Chaque matin, je vais boire un Chai au même endroit. A l’entrée du ghât principal de Varanasi. Au Dashashwamedh ghât. Un endroit qui forme un sorte d’intestin ou se ramasse toute la vie que l’Inde peut offrir.

Je retrouve le vendeur de Chai, dont, petit à petit, j’ai fini par m’attacher. Un jour, quelqu’un vient le voir pour lui réclamer de l’argent. Je lui demande si cette personne est de sa famille. Il me répond avec un grand sourire, qu’il est suivant les circonstances, l’oncle, le père,  le frère, la mère, le cousin d’un peu tout le monde à Varanasi. J’aime cet homme et je réalise qu’avec son corps rond comme celui de Ganesha et son regard rassurant, quelque part, sans me l’avouer, j’en ai fait, pour la durée de mon séjour ici, mon père de circonstance. C’est un homme dont j’ai confiance. Et d’ailleurs, comment ne pas faire confiance à une personne qui  vend son chai, 5 roupies et ses biscuits aux amandes, 10 roupies ?

Quand il s’assoit à côté de moi, il dessine une ligne entre nous et dans un grand rire me dit : India, Pakistan.

Chaque matin, il fait jouer la même chanson à plein volume. Jaane Kahan GayeWoh Dine, qui veut dire en Français Ou ces jours sont t’ils allés ? J’apprends que c’est Mukesh qui chante. Que la chanson est tiré d’un film de Rishi Kapoor, s’intitulant Mara Naam Joker, qui veut dire je suis le clown. Je suis assis dans la chaleur suffocante de Varanasi, à côté d’autres Indiens, et cette chanson me bouleverse à chaque fois. Je ne comprends pas les paroles, mais la musique résonne étrangement en moi.

J’apprends plus tard que ce film raconte l’histoire de Raju, considéré comme le meilleur clown de cirque qui n’a jamais existé. Depuis que le père de Raju est mort dans un accident pendant son numéro, la mère de Raju s’est éloignée du cirque. Le film retrace la vie de Raju de son enfance, au jour de sa dernière performance.

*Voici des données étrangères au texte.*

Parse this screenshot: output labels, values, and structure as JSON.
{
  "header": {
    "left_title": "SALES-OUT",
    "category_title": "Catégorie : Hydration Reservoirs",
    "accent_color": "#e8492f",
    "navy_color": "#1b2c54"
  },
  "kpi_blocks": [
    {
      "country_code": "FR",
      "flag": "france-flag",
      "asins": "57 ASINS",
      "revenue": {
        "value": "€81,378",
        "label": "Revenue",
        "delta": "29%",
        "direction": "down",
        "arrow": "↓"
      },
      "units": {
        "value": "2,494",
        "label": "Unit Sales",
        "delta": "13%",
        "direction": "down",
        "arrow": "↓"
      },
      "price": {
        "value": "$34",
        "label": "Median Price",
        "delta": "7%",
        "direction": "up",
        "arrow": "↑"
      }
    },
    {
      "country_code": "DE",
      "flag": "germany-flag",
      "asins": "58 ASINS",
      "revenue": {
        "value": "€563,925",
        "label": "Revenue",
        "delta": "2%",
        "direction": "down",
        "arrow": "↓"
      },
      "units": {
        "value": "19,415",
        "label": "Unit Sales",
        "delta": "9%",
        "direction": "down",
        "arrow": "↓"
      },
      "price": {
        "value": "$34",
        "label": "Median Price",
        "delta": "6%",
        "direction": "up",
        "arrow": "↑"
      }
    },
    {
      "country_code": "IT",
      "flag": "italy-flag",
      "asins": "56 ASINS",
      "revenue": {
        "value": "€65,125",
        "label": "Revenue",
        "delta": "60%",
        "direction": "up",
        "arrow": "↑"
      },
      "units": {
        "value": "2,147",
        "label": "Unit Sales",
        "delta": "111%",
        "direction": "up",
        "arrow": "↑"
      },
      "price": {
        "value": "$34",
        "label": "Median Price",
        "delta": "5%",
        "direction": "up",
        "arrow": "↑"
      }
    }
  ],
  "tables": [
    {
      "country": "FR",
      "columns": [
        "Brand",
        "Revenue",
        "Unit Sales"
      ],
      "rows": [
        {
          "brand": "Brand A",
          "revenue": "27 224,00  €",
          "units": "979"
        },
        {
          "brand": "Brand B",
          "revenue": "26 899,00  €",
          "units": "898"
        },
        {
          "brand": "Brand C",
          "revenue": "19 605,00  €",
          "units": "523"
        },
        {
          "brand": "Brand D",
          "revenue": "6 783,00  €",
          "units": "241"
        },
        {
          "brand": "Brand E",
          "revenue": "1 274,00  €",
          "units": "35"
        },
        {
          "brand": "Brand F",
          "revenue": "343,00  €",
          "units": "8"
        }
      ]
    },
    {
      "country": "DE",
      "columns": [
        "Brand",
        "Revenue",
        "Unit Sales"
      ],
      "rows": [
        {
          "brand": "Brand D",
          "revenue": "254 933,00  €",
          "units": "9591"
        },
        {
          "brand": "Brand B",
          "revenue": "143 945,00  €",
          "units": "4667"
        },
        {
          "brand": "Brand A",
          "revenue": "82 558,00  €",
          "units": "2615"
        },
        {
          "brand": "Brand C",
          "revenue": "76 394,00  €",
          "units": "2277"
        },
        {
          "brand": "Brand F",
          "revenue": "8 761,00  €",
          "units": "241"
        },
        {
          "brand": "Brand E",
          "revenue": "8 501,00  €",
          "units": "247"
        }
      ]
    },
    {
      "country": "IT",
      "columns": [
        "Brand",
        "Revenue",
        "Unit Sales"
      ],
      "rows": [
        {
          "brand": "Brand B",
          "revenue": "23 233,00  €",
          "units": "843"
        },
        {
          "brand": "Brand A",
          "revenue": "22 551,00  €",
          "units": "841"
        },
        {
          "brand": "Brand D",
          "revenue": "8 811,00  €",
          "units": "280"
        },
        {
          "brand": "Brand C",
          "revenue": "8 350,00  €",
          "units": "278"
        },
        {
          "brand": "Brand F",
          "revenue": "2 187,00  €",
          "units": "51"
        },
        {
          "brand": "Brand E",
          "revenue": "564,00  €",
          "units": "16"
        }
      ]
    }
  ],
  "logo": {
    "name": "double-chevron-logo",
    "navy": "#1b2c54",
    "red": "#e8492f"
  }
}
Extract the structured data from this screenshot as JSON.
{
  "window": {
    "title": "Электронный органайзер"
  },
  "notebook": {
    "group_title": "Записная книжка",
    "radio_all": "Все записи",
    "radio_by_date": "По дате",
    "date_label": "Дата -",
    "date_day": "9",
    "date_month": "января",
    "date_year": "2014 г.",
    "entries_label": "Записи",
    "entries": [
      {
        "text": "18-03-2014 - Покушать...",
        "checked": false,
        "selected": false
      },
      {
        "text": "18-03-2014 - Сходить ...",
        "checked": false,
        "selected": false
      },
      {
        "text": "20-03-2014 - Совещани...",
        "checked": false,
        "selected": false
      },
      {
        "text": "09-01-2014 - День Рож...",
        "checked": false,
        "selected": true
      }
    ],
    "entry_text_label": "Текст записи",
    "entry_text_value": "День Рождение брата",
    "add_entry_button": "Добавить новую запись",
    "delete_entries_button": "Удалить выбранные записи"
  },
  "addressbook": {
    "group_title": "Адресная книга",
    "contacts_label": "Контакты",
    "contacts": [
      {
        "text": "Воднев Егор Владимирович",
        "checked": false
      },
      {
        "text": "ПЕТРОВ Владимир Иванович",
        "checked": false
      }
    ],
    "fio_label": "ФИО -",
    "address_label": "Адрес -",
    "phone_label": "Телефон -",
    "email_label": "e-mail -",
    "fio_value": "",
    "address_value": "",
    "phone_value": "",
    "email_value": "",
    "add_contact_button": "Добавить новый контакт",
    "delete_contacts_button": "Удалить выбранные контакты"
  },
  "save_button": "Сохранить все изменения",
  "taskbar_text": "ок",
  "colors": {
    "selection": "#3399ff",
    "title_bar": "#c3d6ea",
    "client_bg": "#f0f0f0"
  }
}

Je suis assis au milieu de l’Inde comme perdu au milieu de la mer morte. Je repense à ce qui m’a amené ici. A ma vie à Montréal, qui, vu d’ici, est une pure abstraction. A ma vie d’artiste. A mon appartement vide. Je repense à mes peines d’amour. Et plus particulièrement à celle qui me fait pleurer maintenant. Je repense à ce rêve vaudou que j’ai fait il  y a quelques jours, ce rêve si fort, qui m’a fait lui écrire après des mois de silence.

Un homme s’approche de moi, presque nu (comme celui que j’ai vu hier, qui mangeait un navet cru, perdu dans sa folie) et joue avec son  bras difforme. Il me demande de l’argent. Money, money. Rappel brutal à la réalité.